Viejas historias daban vueltas en su cabeza: suicidas colgados en los árboles, un jinete montado a caballo que aparecía a medianoche, rumores de asesinatos en la dictadura y una constelación de muertos enterrados justo al frente, en el Cementerio General.

Cerca de acá, sino aquí mismo, cuenta Patara, Inés de Suárez decapitó con sus propias manos a siete caciques que incendiaron Santiago el 11 de septiembre de 1541, junto al toqui picunche Michimalonco. Motivos de sobra para que el nuevo morador sintiera en el alma eso que llama “energías oscuras”. No sólo aquellas provenientes del más allá, sino también de los que merodeaban a esa misma hora en el sector. El que entraba al cerro en aquellos años, corría serio riesgo de salir trasquilado. De ahí su temor.

En medio de sus cavilaciones, a medianoche, alguien tocó a su puerta. Patara saltó del colchón. No era precisamente un fantasma quien lo visitaba.

-Soy su vecina- le gritó una voz.

La mujer le contó que vivía en una cueva ubicada más arriba y le pidió un par de cigarrillos. Isabel habita hace años en el cerro al igual que Juanito, otro histórico personaje que ocupa una antigua cantera que usaban los pirquineros que extraían piedras para confeccionar lápidas.

Patara fue el último en llegar al lugar. Lleva 16 años viviendo en el cerro. Lo hizo cuando el Estado lo entregó en comodato a las comunidades indígenas en el año 2000. Hoy es el custodio mayor del Apu o centro ceremonial. El guardian del Cerro Blanco, como le gusta que lo llamen.

***

A veces observa los atardeceres desde el cerro. Mira el sol esconderse. Respira hondo. Ahí es cuando lo agarra la nostalgia. ¿Cómo habrán sido nuestros antepasados?, se pregunta entonces.

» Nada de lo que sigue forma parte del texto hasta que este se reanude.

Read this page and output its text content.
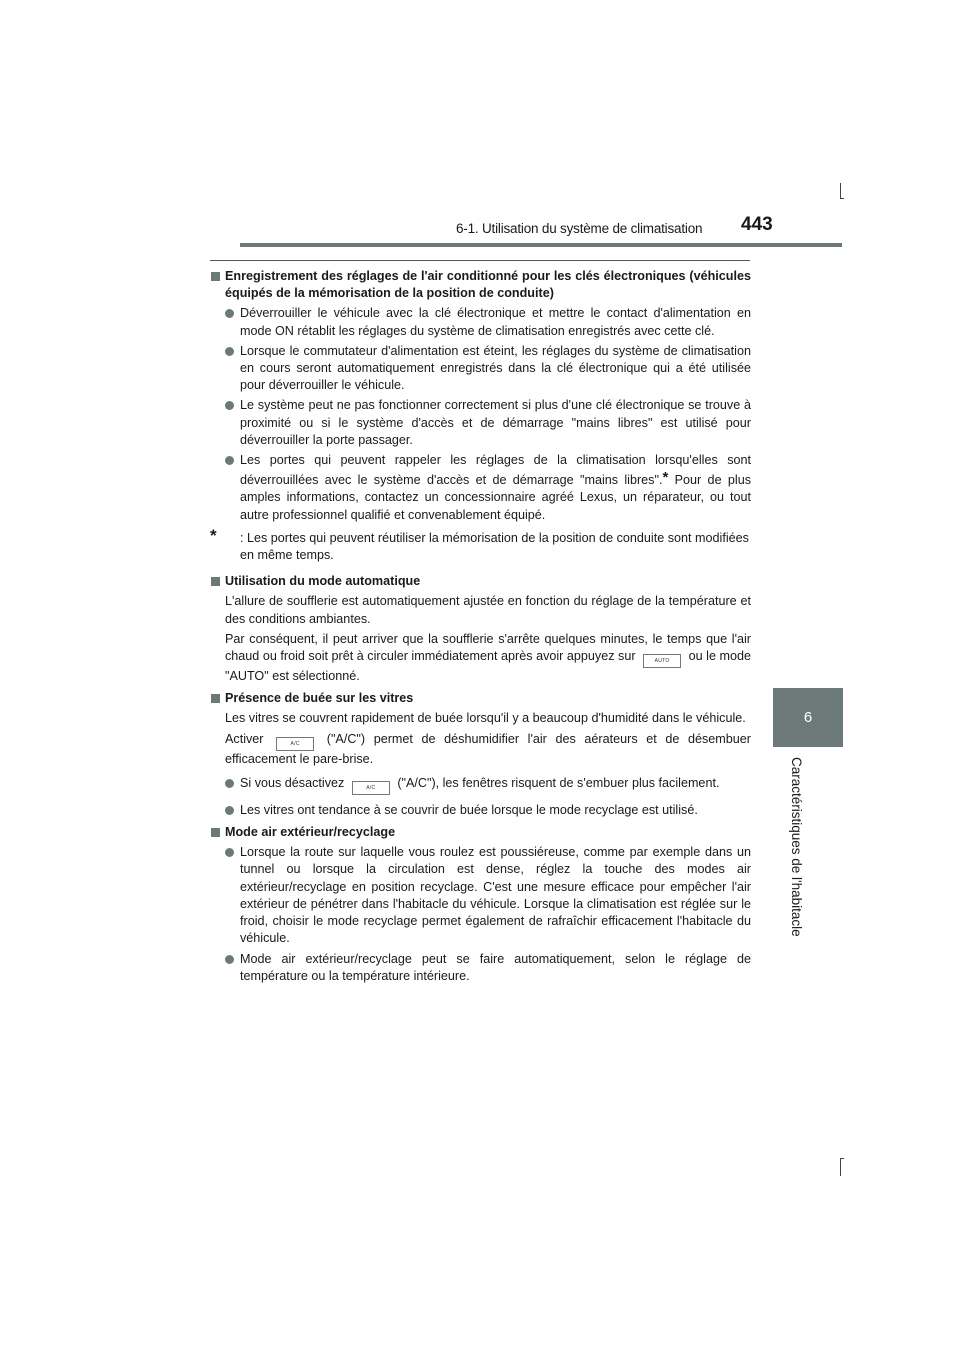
6-1. Utilisation du système de climatisation 443
6
Caractéristiques de l'habitacle
Enregistrement des réglages de l'air conditionné pour les clés électroniques (véhicules équipés de la mémorisation de la position de conduite)
Déverrouiller le véhicule avec la clé électronique et mettre le contact d'alimentation en mode ON rétablit les réglages du système de climatisation enregistrés avec cette clé.
Lorsque le commutateur d'alimentation est éteint, les réglages du système de climatisation en cours seront automatiquement enregistrés dans la clé électronique qui a été utilisée pour déverrouiller le véhicule.
Le système peut ne pas fonctionner correctement si plus d'une clé électronique se trouve à proximité ou si le système d'accès et de démarrage "mains libres" est utilisé pour déverrouiller la porte passager.
Les portes qui peuvent rappeler les réglages de la climatisation lorsqu'elles sont déverrouillées avec le système d'accès et de démarrage "mains libres".* Pour de plus amples informations, contactez un concessionnaire agréé Lexus, un réparateur, ou tout autre professionnel qualifié et convenablement équipé.
* : Les portes qui peuvent réutiliser la mémorisation de la position de conduite sont modifiées en même temps.
Utilisation du mode automatique
L'allure de soufflerie est automatiquement ajustée en fonction du réglage de la température et des conditions ambiantes.
Par conséquent, il peut arriver que la soufflerie s'arrête quelques minutes, le temps que l'air chaud ou froid soit prêt à circuler immédiatement après avoir appuyez sur	AUTO ou le mode "AUTO" est sélectionné.
Présence de buée sur les vitres
Les vitres se couvrent rapidement de buée lorsqu'il y a beaucoup d'humidité dans le véhicule.
Activer	A/C ("A/C") permet de déshumidifier l'air des aérateurs et de désembuer efficacement le pare-brise.
Si vous désactivez	A/C ("A/C"), les fenêtres risquent de s'embuer plus facilement.
Les vitres ont tendance à se couvrir de buée lorsque le mode recyclage est utilisé.
Mode air extérieur/recyclage
Lorsque la route sur laquelle vous roulez est poussiéreuse, comme par exemple dans un tunnel ou lorsque la circulation est dense, réglez la touche des modes air extérieur/recyclage en position recyclage. C'est une mesure efficace pour empêcher l'air extérieur de pénétrer dans l'habitacle du véhicule. Lorsque la climatisation est réglée sur le froid, choisir le mode recyclage permet également de rafraîchir efficacement l'habitacle du véhicule.
Mode air extérieur/recyclage peut se faire automatiquement, selon le réglage de température ou la température intérieure.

Patara es ariqueño, descendiente de aymaras, criado en los valles de Azapa y Lluta; escucharlo hablar es como volver a los tiempos del Tawantinsuyo. Está sentado en un tronco, dando la espalda al antiguo camino del Inca, que avanza por Recoleta en dirección a las remotas tierras del cacique Huechuraba, hoy divididas en condominios, malls y una pequeña ciudad corporativa.

Al amanecer, cuando uno mira al oriente desde el cerro Blanco, erguido en lo más alto, al fondo, cuenta Patara, aparece el altar mayor de la cuenca de Santiago: el cerro El Plomo. 5524 metros de altura. El lugar donde nace nuestro impredecible río Mapocho. “Para nosotros los lugares altos son altares para conectarse con la divinidad, visualizar territorios y dialogar con el sol y la luna”.

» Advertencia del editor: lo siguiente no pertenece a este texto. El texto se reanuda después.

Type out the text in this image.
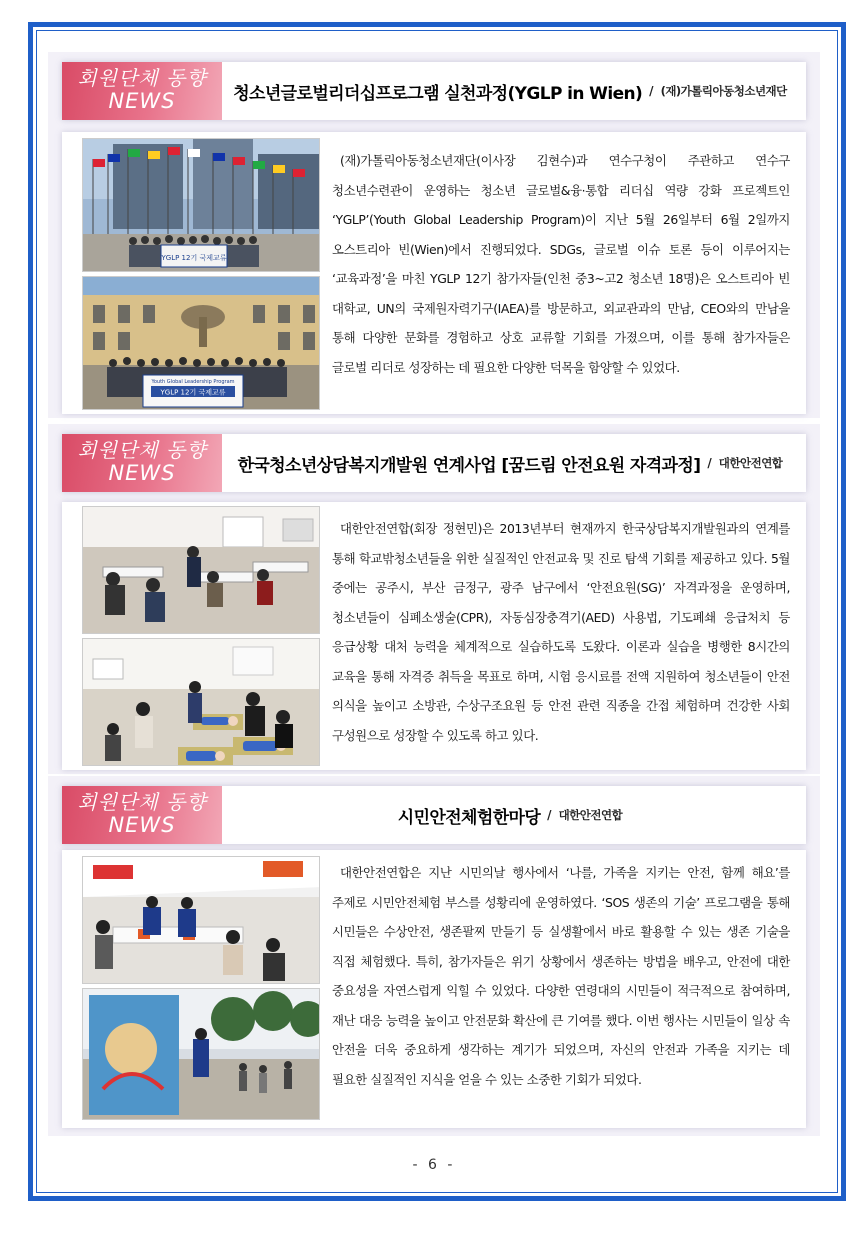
회원단체 동향
NEWS	청소년글로벌리더십프로그램 실천과정(YGLP in Wien) / (재)가톨릭아동청소년재단
YGLP 12기 국제교류
Youth Global Leadership Program
YGLP 12기 국제교류

(재)가톨릭아동청소년재단(이사장 김현수)과 연수구청이 주관하고 연수구 청소년수련관이 운영하는 청소년 글로벌&융·통합 리더십 역량 강화 프로젝트인 ‘YGLP’(Youth Global Leadership Program)이 지난 5월 26일부터 6월 2일까지 오스트리아 빈(Wien)에서 진행되었다. SDGs, 글로벌 이슈 토론 등이 이루어지는 ‘교육과정’을 마친 YGLP 12기 참가자들(인천 중3~고2 청소년 18명)은 오스트리아 빈 대학교, UN의 국제원자력기구(IAEA)를 방문하고, 외교관과의 만남, CEO와의 만남을 통해 다양한 문화를 경험하고 상호 교류할 기회를 가졌으며, 이를 통해 참가자들은 글로벌 리더로 성장하는 데 필요한 다양한 덕목을 함양할 수 있었다.

회원단체 동향
NEWS	한국청소년상담복지개발원 연계사업 [꿈드림 안전요원 자격과정] / 대한안전연합

대한안전연합(회장 정현민)은 2013년부터 현재까지 한국상담복지개발원과의 연계를 통해 학교밖청소년들을 위한 실질적인 안전교육 및 진로 탐색 기회를 제공하고 있다. 5월 중에는 공주시, 부산 금정구, 광주 남구에서 ‘안전요원(SG)’ 자격과정을 운영하며, 청소년들이 심폐소생술(CPR), 자동심장충격기(AED) 사용법, 기도폐쇄 응급처치 등 응급상황 대처 능력을 체계적으로 실습하도록 도왔다. 이론과 실습을 병행한 8시간의 교육을 통해 자격증 취득을 목표로 하며, 시험 응시료를 전액 지원하여 청소년들이 안전 의식을 높이고 소방관, 수상구조요원 등 안전 관련 직종을 간접 체험하며 건강한 사회 구성원으로 성장할 수 있도록 하고 있다.

회원단체 동향
NEWS	시민안전체험한마당 / 대한안전연합

대한안전연합은 지난 시민의날 행사에서 ‘나를, 가족을 지키는 안전, 함께 해요’를 주제로 시민안전체험 부스를 성황리에 운영하였다. ‘SOS 생존의 기술’ 프로그램을 통해 시민들은 수상안전, 생존팔찌 만들기 등 실생활에서 바로 활용할 수 있는 생존 기술을 직접 체험했다. 특히, 참가자들은 위기 상황에서 생존하는 방법을 배우고, 안전에 대한 중요성을 자연스럽게 익힐 수 있었다. 다양한 연령대의 시민들이 적극적으로 참여하며, 재난 대응 능력을 높이고 안전문화 확산에 큰 기여를 했다. 이번 행사는 시민들이 일상 속 안전을 더욱 중요하게 생각하는 계기가 되었으며, 자신의 안전과 가족을 지키는 데 필요한 실질적인 지식을 얻을 수 있는 소중한 기회가 되었다.

- 6 -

El Chena, el Blanco, el Renca y el Plomo, según la cosmovisión aymara, serían cerros conectados. En todos ellos se han encontrado vestigios indígenas. En el Chena hay un pucará, en el Renca han encontrado cerámicas precolombinas, en el Blanco hay un lugar de ofrenda a la pachamama, las piedras tacitas, y en el Plomo desenterraron al inti wawa, el niño inca ofrendado al dios sol en tiempos prehispánicos. “Es la máxima autoridad de la cuenca”, asegura Patara. “Nosotros no tenemos monos de yeso, ni iglesias. Estamos más ligados a la naturaleza. El niño representa nuestra visión tutelar”, recalca.

Enterrado vivo a 5400 metros de altura durante la ceremonia de la Capacocha, realizada en la época de las cosechas y convocadas por el Inca en ritos sagrados, el niño del cerro El Plomo es el vestigio más potente de la presencia de la cultura andina en el valle central. Patara se sabe la historia de memoria. Cuenta que fue descubierto por dos arrieros en el año 1954 que luego lo vendieron al museo Nacional de historia natural por 45 mil pesos de la época. Hoy reposa en una cámara de conservación a menos dos grados bajo cero en el interior del recinto.

“Yo creo que al niño le suspendieron la vida”, afirma.

Ataviado con una camisa de lana oscura, una manta, mocasines de cuero, un brazalete de plata laminada y una corona de plumas de cóndor, se cree que los ofrendados no morían sino que se reunían con los antepasados y que desde las cumbres velaban por los territorios del imperio.

A los apus o montañas vivientes en la cosmogonía andina se les atribuye influencia directa sobre los ciclos vitales del entorno. “Los índigenas vivían en los cerros para privilegiar las áreas de cultivo. Allí celebraban sus ceremonias. Por eso no es casualidad que sobre estos lugares, el catolicismo haya instalado sus iglesias y símbolos”. Basta con echar un vistazo alrededor: en el cerro San Cristóbal está la virgen, en el Renca hay una inmensa cruz y, en el Blanco, quisieron poner el Papasaurio rechazado en Plaza Italia.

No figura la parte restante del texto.